The Trump administration has put its muscle behind policies that would, in essence, pull out the underpinnings of America’s post-1965 immigration system. Family unification would no longer be a priority, and geographic and racial diversity would no longer be seen as desirable. Fewer immigrants would be allowed entry into the United States, including fewer refugees and asylum seekers. The proposals floated by the administration and by conservative legislators such as Senator Tom Cotton of Arkansas call for roughly halving the number of immigrants admitted – and those would be essentially barred from all public services, even emergency health and nutritional interventions.
Some of these policy changes are specifically aimed at immigrants; others are part of a larger assault on the notion of the social safety net.
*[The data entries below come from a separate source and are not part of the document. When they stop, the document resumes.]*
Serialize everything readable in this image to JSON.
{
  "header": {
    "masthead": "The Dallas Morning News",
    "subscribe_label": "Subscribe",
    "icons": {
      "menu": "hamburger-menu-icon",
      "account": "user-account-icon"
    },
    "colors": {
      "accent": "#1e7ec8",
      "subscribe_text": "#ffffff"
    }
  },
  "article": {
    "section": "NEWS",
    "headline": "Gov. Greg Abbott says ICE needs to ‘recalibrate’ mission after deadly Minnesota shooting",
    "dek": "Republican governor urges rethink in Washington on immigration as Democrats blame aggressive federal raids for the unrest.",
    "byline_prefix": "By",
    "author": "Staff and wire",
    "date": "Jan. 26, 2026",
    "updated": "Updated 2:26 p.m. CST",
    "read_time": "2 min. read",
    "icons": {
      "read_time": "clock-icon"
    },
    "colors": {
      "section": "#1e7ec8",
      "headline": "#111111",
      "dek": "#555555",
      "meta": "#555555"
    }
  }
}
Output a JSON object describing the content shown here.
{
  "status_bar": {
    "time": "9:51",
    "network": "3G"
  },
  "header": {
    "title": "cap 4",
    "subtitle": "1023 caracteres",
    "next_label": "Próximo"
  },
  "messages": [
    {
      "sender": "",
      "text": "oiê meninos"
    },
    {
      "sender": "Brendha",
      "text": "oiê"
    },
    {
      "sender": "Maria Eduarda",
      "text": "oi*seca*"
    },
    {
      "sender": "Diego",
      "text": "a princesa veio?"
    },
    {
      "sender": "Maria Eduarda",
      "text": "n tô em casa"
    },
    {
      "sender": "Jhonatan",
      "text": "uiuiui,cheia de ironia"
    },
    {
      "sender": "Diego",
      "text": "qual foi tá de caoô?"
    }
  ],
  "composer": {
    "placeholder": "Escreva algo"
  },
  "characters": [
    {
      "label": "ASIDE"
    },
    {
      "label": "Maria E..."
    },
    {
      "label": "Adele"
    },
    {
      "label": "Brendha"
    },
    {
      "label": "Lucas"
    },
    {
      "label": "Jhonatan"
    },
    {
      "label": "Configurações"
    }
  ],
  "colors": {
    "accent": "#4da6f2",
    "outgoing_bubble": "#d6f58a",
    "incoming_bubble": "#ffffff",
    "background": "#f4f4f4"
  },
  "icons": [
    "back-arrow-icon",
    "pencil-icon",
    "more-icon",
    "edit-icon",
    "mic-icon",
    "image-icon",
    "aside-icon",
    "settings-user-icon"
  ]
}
That assault will continue after the midterms, regardless of who wins, and it will be guided by an executive branch that prioritizes cutting down non-military branches of government. “There’s a very deliberate dismantling that’s happening,” says Wiesner. “This version of the Republican Party has an agenda – the dismantling of the state apparatus.”
“The worst-case scenario is that the status quo continues to operate,” says Zwick. “The best-case scenario is that we begin to shift that division and moderate a coming together of people willing to sit down and address the issues.”
This story was produced by the Marguerite Casey Foundation’s Equal Voice News, a digital storytelling platform.